One amendment, introduced by Rep. Rodney Frelinghuysen, R-NJ, would prevent federal Web sites from using Internet software commonly known as cookies to collect information about Web site users.
Frelinghuysen’s amendment would require government agencies to stop the use of cookie technology until there is a uniform government policy that protects the public’s privacy on government Web sites. Frelinghuysen said he decided to introduce the amendment because constituents have complained that federal Web sites were collecting information about them without their knowledge.
Another amendment, introduced by Rep. Jay Inslee, D-WA, requires government agencies to show Congress and the public how they collect personal information from visitors to their Internet sites. If the bill is passed, the federal agencies will have to review their compliance with existing Web polices and submit descriptions of how they handle Internet privacy issues. The agencies will have 90 days from the day of passage to report their practices to Congress.
Inslee said that if the federal government is collecting information “about our personal habits, we have a right to know about it so that we can stop any invasion of privacy.”

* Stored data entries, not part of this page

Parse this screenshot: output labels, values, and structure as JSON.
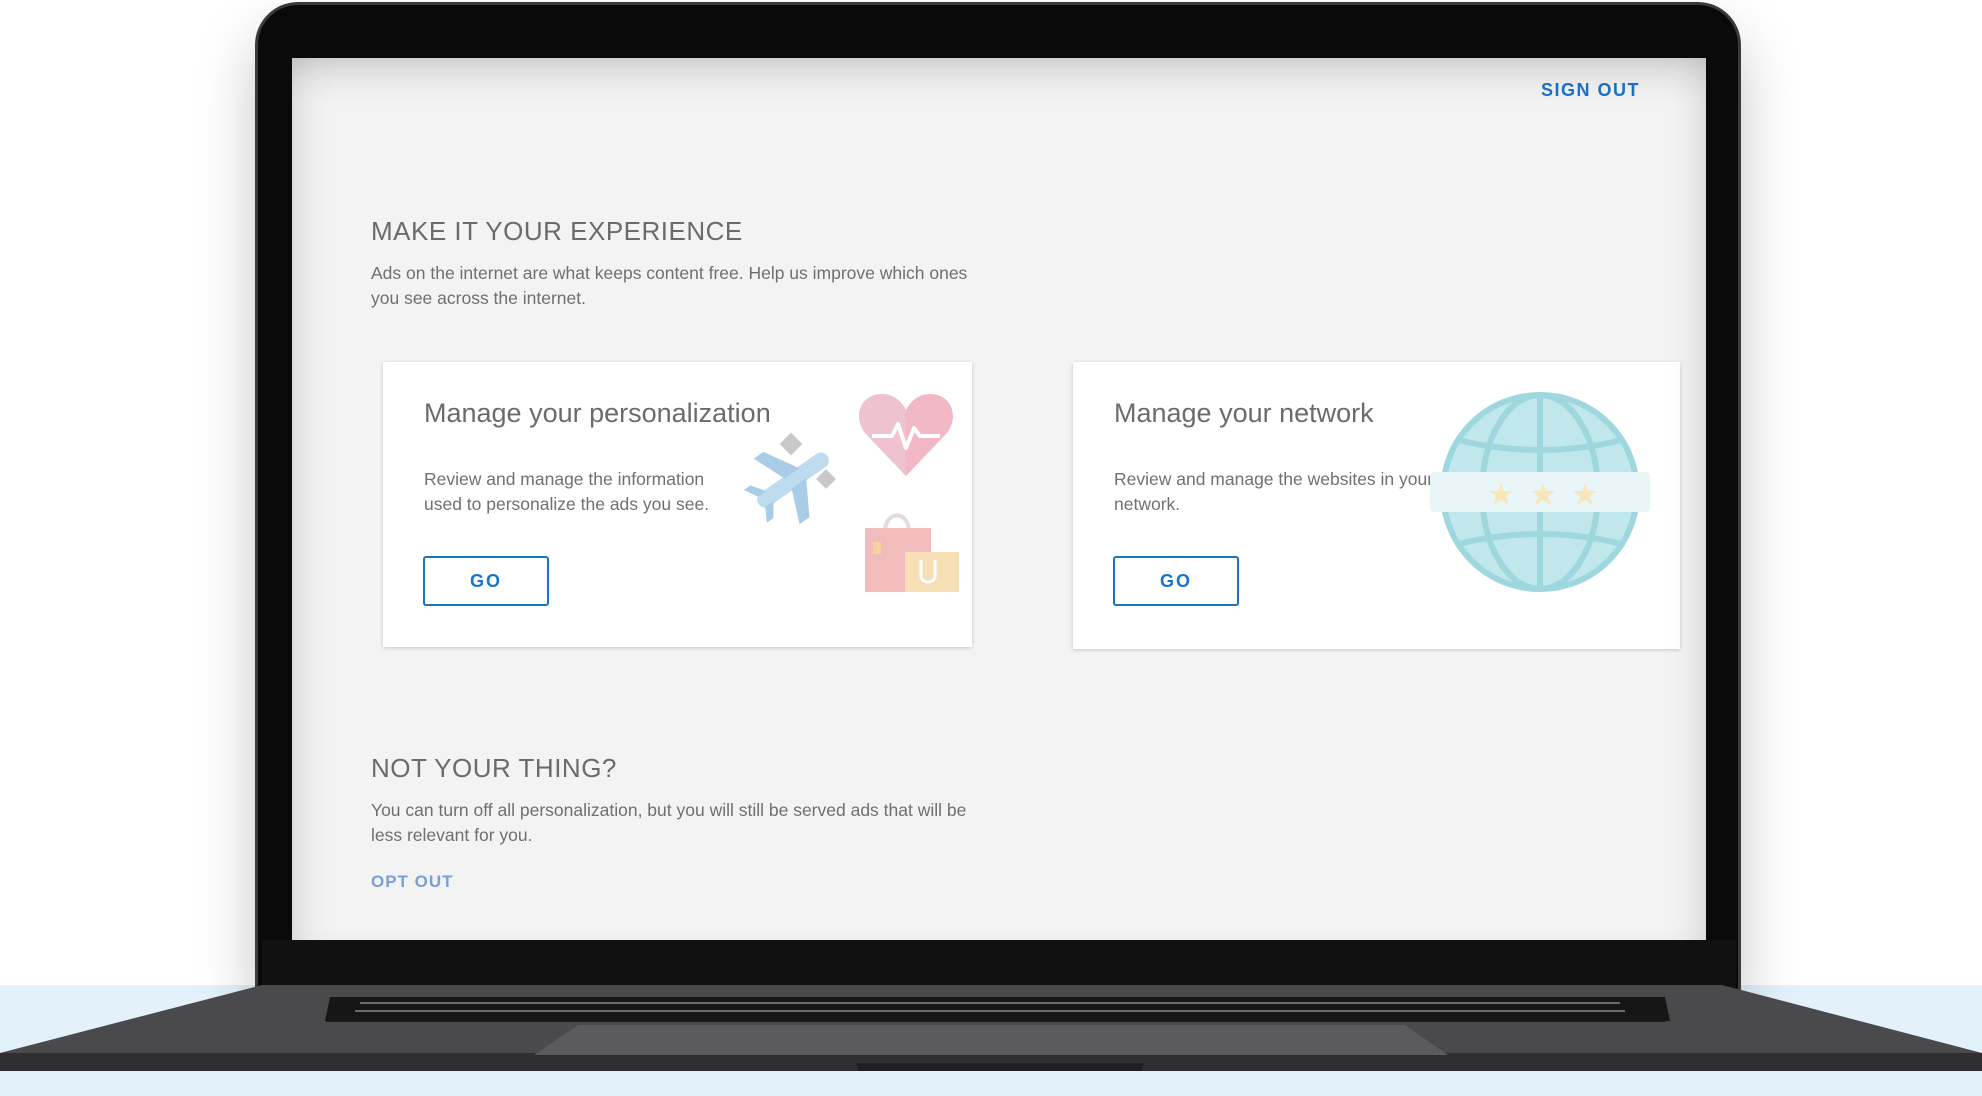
{
  "header": {
    "sign_out_label": "SIGN OUT"
  },
  "experience": {
    "title": "MAKE IT YOUR EXPERIENCE",
    "description": "Ads on the internet are what keeps content free. Help us improve which ones you see across the internet."
  },
  "cards": [
    {
      "title": "Manage your personalization",
      "description": "Review and manage the information used to personalize the ads you see.",
      "button_label": "GO",
      "illustration": [
        "heart-pulse-icon",
        "airplane-icon",
        "shopping-bags-icon"
      ]
    },
    {
      "title": "Manage your network",
      "description": "Review and manage the websites in your network.",
      "button_label": "GO",
      "illustration": [
        "globe-icon",
        "star-rating-icon"
      ]
    }
  ],
  "opt_out_section": {
    "title": "NOT YOUR THING?",
    "description": "You can turn off all personalization, but you will still be served ads that will be less relevant for you.",
    "link_label": "OPT OUT"
  },
  "colors": {
    "accent": "#1a73c9",
    "opt_out_link": "#7a9fd6",
    "screen_background": "#f3f3f3",
    "text": "#6b6b6b"
  }
}
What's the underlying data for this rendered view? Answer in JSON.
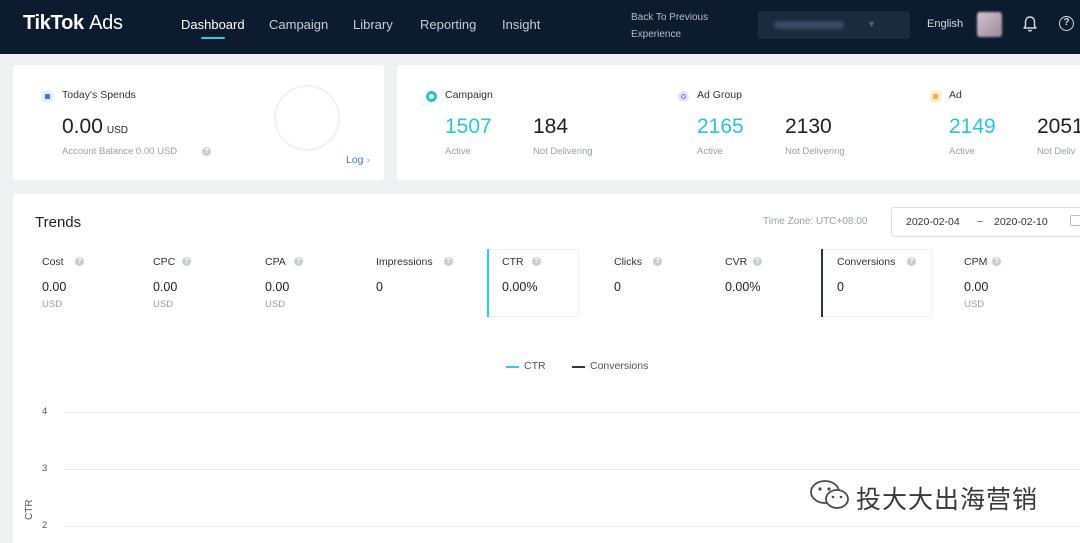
{
  "app": {
    "logo_main": "TikTok",
    "logo_sub": "Ads"
  },
  "nav": {
    "items": [
      "Dashboard",
      "Campaign",
      "Library",
      "Reporting",
      "Insight"
    ],
    "active": "Dashboard",
    "back_line1": "Back To Previous",
    "back_line2": "Experience",
    "language": "English"
  },
  "spend_card": {
    "title": "Today's Spends",
    "value": "0.00",
    "unit": "USD",
    "balance": "Account Balance 0.00 USD",
    "log_label": "Log",
    "icon": "square-dot-icon",
    "icon_color": "#3b79d6"
  },
  "summary": {
    "campaign": {
      "title": "Campaign",
      "active": "1507",
      "active_label": "Active",
      "not_delivering": "184",
      "not_delivering_label": "Not Delivering",
      "icon_color": "#25c3d0"
    },
    "ad_group": {
      "title": "Ad Group",
      "active": "2165",
      "active_label": "Active",
      "not_delivering": "2130",
      "not_delivering_label": "Not Delivering",
      "icon_color": "#7b6fd6"
    },
    "ad": {
      "title": "Ad",
      "active": "2149",
      "active_label": "Active",
      "not_delivering": "2051",
      "not_delivering_label": "Not Deliv",
      "icon_color": "#f2b23c"
    }
  },
  "trends": {
    "title": "Trends",
    "timezone": "Time Zone: UTC+08:00",
    "date_start": "2020-02-04",
    "date_sep": "~",
    "date_end": "2020-02-10",
    "metrics": [
      {
        "label": "Cost",
        "value": "0.00",
        "unit": "USD"
      },
      {
        "label": "CPC",
        "value": "0.00",
        "unit": "USD"
      },
      {
        "label": "CPA",
        "value": "0.00",
        "unit": "USD"
      },
      {
        "label": "Impressions",
        "value": "0",
        "unit": ""
      },
      {
        "label": "CTR",
        "value": "0.00%",
        "unit": ""
      },
      {
        "label": "Clicks",
        "value": "0",
        "unit": ""
      },
      {
        "label": "CVR",
        "value": "0.00%",
        "unit": ""
      },
      {
        "label": "Conversions",
        "value": "0",
        "unit": ""
      },
      {
        "label": "CPM",
        "value": "0.00",
        "unit": "USD"
      }
    ],
    "selected_colors": {
      "CTR": "#25d0e0",
      "Conversions": "#2d3441"
    }
  },
  "chart_data": {
    "type": "line",
    "series": [
      {
        "name": "CTR",
        "color": "#25d0e0",
        "values": []
      },
      {
        "name": "Conversions",
        "color": "#2d3441",
        "values": []
      }
    ],
    "ylabel": "CTR",
    "y_ticks": [
      "4",
      "3",
      "2"
    ],
    "legend_placement": "top-center",
    "grid": true
  },
  "watermark": {
    "text": "投大大出海营销"
  }
}
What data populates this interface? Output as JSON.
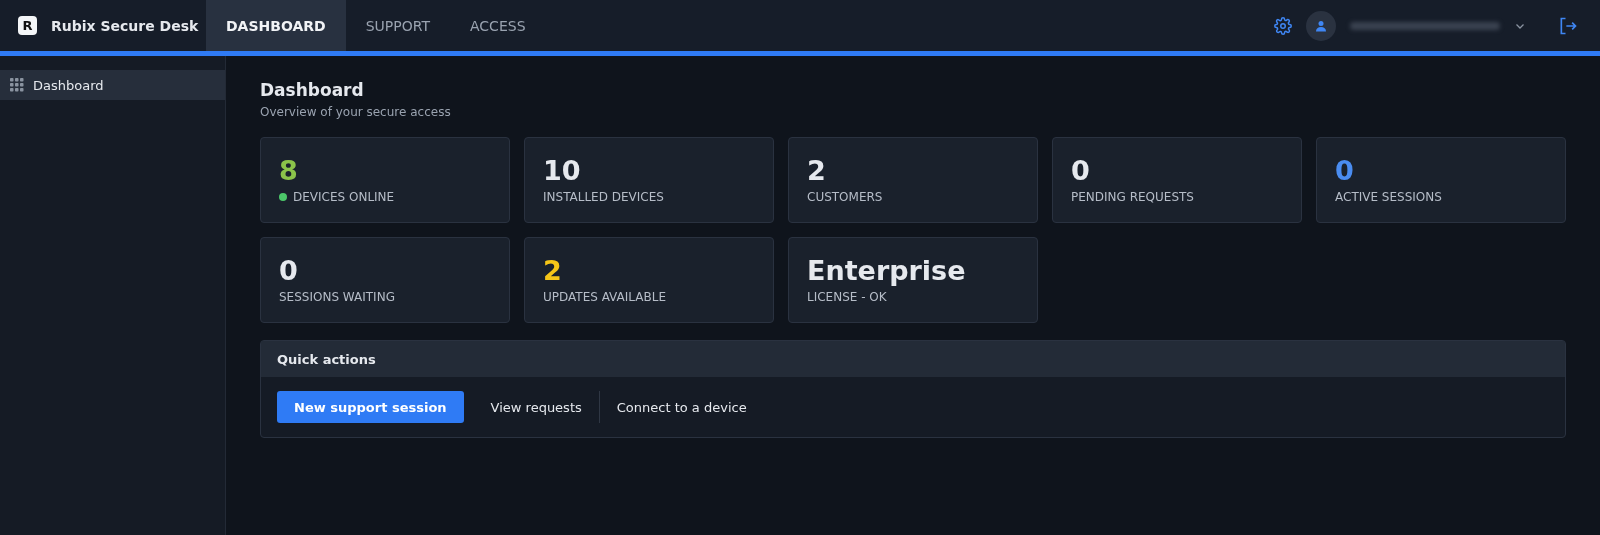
{
  "app": {
    "logo_letter": "R",
    "title": "Rubix Secure Desk"
  },
  "tabs": [
    {
      "label": "DASHBOARD",
      "selected": true
    },
    {
      "label": "SUPPORT",
      "selected": false
    },
    {
      "label": "ACCESS",
      "selected": false
    }
  ],
  "sidebar": {
    "items": [
      {
        "label": "Dashboard",
        "selected": true
      }
    ]
  },
  "page": {
    "title": "Dashboard",
    "subtitle": "Overview of your secure access"
  },
  "stats": [
    {
      "value": "8",
      "label": "DEVICES ONLINE",
      "color": "#8bc34a",
      "status_dot": {
        "color": "#4cc76a"
      }
    },
    {
      "value": "10",
      "label": "INSTALLED DEVICES",
      "color": "#e6e9ee"
    },
    {
      "value": "2",
      "label": "CUSTOMERS",
      "color": "#e6e9ee"
    },
    {
      "value": "0",
      "label": "PENDING REQUESTS",
      "color": "#e6e9ee"
    },
    {
      "value": "0",
      "label": "ACTIVE SESSIONS",
      "color": "#4a8cf0"
    },
    {
      "value": "0",
      "label": "SESSIONS WAITING",
      "color": "#e6e9ee"
    },
    {
      "value": "2",
      "label": "UPDATES AVAILABLE",
      "color": "#f5c518"
    },
    {
      "value": "Enterprise",
      "label": "LICENSE - OK",
      "color": "#e6e9ee"
    }
  ],
  "quick_actions": {
    "title": "Quick actions",
    "actions": [
      {
        "label": "New support session",
        "kind": "primary"
      },
      {
        "label": "View requests",
        "kind": "link"
      },
      {
        "label": "Connect to a device",
        "kind": "link"
      }
    ]
  }
}
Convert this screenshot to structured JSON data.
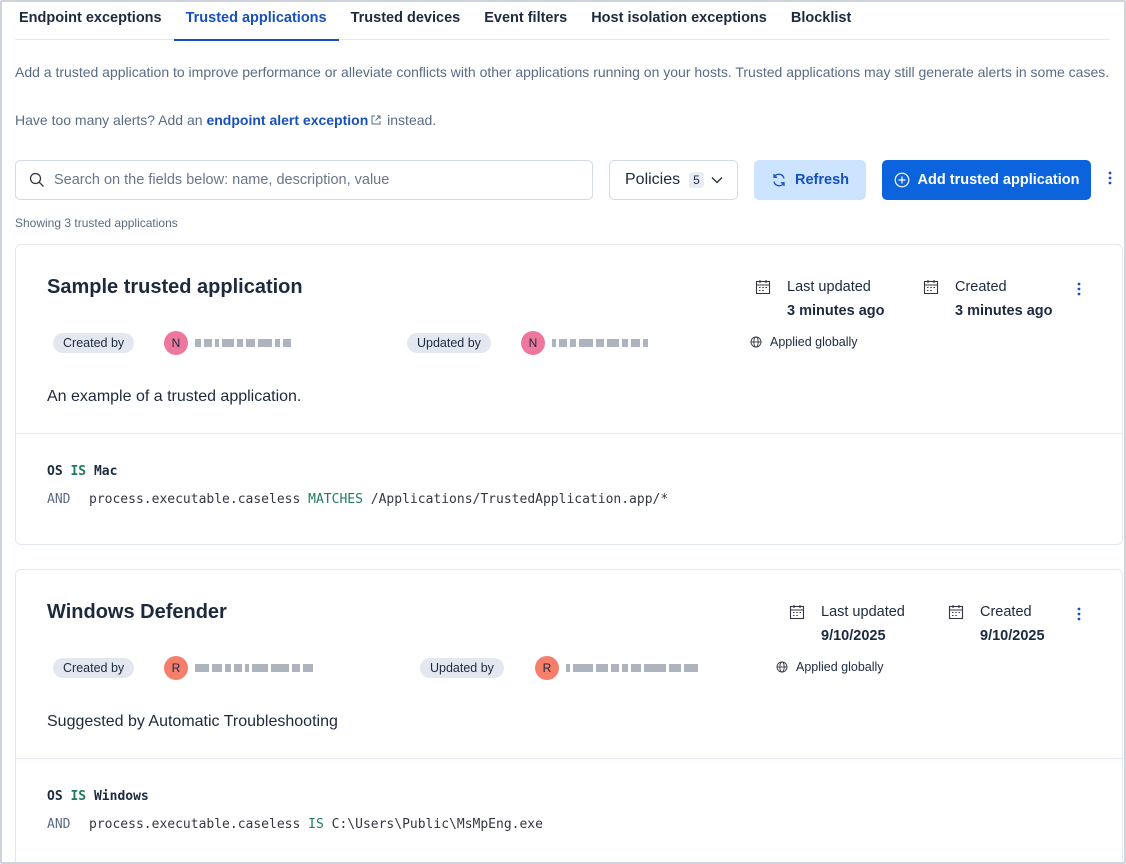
{
  "tabs": [
    {
      "label": "Endpoint exceptions",
      "active": false
    },
    {
      "label": "Trusted applications",
      "active": true
    },
    {
      "label": "Trusted devices",
      "active": false
    },
    {
      "label": "Event filters",
      "active": false
    },
    {
      "label": "Host isolation exceptions",
      "active": false
    },
    {
      "label": "Blocklist",
      "active": false
    }
  ],
  "description": "Add a trusted application to improve performance or alleviate conflicts with other applications running on your hosts. Trusted applications may still generate alerts in some cases.",
  "help": {
    "prefix": "Have too many alerts? Add an",
    "link": "endpoint alert exception",
    "suffix": "instead."
  },
  "toolbar": {
    "search_placeholder": "Search on the fields below: name, description, value",
    "search_value": "",
    "policies_label": "Policies",
    "policies_count": "5",
    "refresh_label": "Refresh",
    "add_label": "Add trusted application"
  },
  "showing": "Showing 3 trusted applications",
  "cards": [
    {
      "name": "Sample trusted application",
      "last_updated_label": "Last updated",
      "last_updated": "3 minutes ago",
      "created_label": "Created",
      "created": "3 minutes ago",
      "created_by_label": "Created by",
      "created_by_initial": "N",
      "updated_by_label": "Updated by",
      "updated_by_initial": "N",
      "scope": "Applied globally",
      "description": "An example of a trusted application.",
      "condition": {
        "os_field": "OS",
        "os_op": "IS",
        "os_value": "Mac",
        "and": "AND",
        "field": "process.executable.caseless",
        "operator": "MATCHES",
        "value": "/Applications/TrustedApplication.app/*"
      }
    },
    {
      "name": "Windows Defender",
      "last_updated_label": "Last updated",
      "last_updated": "9/10/2025",
      "created_label": "Created",
      "created": "9/10/2025",
      "created_by_label": "Created by",
      "created_by_initial": "R",
      "updated_by_label": "Updated by",
      "updated_by_initial": "R",
      "scope": "Applied globally",
      "description": "Suggested by Automatic Troubleshooting",
      "condition": {
        "os_field": "OS",
        "os_op": "IS",
        "os_value": "Windows",
        "and": "AND",
        "field": "process.executable.caseless",
        "operator": "IS",
        "value": "C:\\Users\\Public\\MsMpEng.exe"
      }
    }
  ],
  "colors": {
    "accent": "#1750ba",
    "primary_button": "#0b64dd",
    "secondary_button": "#cce4ff",
    "condition_keyword": "#1e7d59"
  }
}
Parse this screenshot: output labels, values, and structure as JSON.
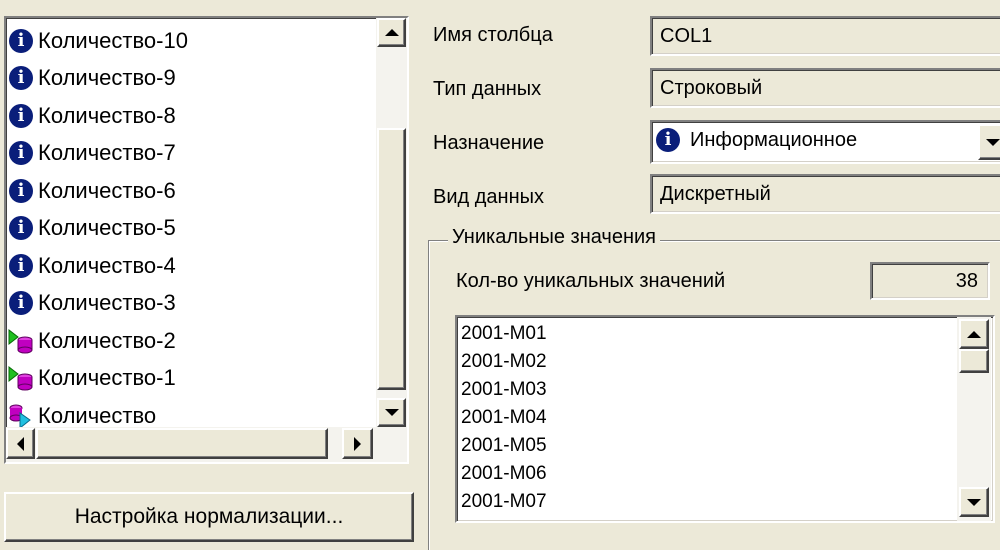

The bill, H.R. 4871, was approved July 20 by a vote of 216 to 202. Both amendments were added to the appropriations bill by voice vote the same day. The amendments cover every government agency that is funded under or receives funding from treasury and postal agencies, including: the U.S. Postal Service; Treasury Department; White House; Internal Revenue Service; the Customs Service Web site; and the Bureau of Alcohol, Tobacco and Firearms.
The Senate has not taken up the bill yet but is expected to do so in September, before Congress adjourns Oct. 6.
The USPS doesn’t expect the ruling to have any effect on the agency.
A postal service spokeswoman said, “We already are basically prohibited from collecting lists of addresses and selling them for commercial purposes.”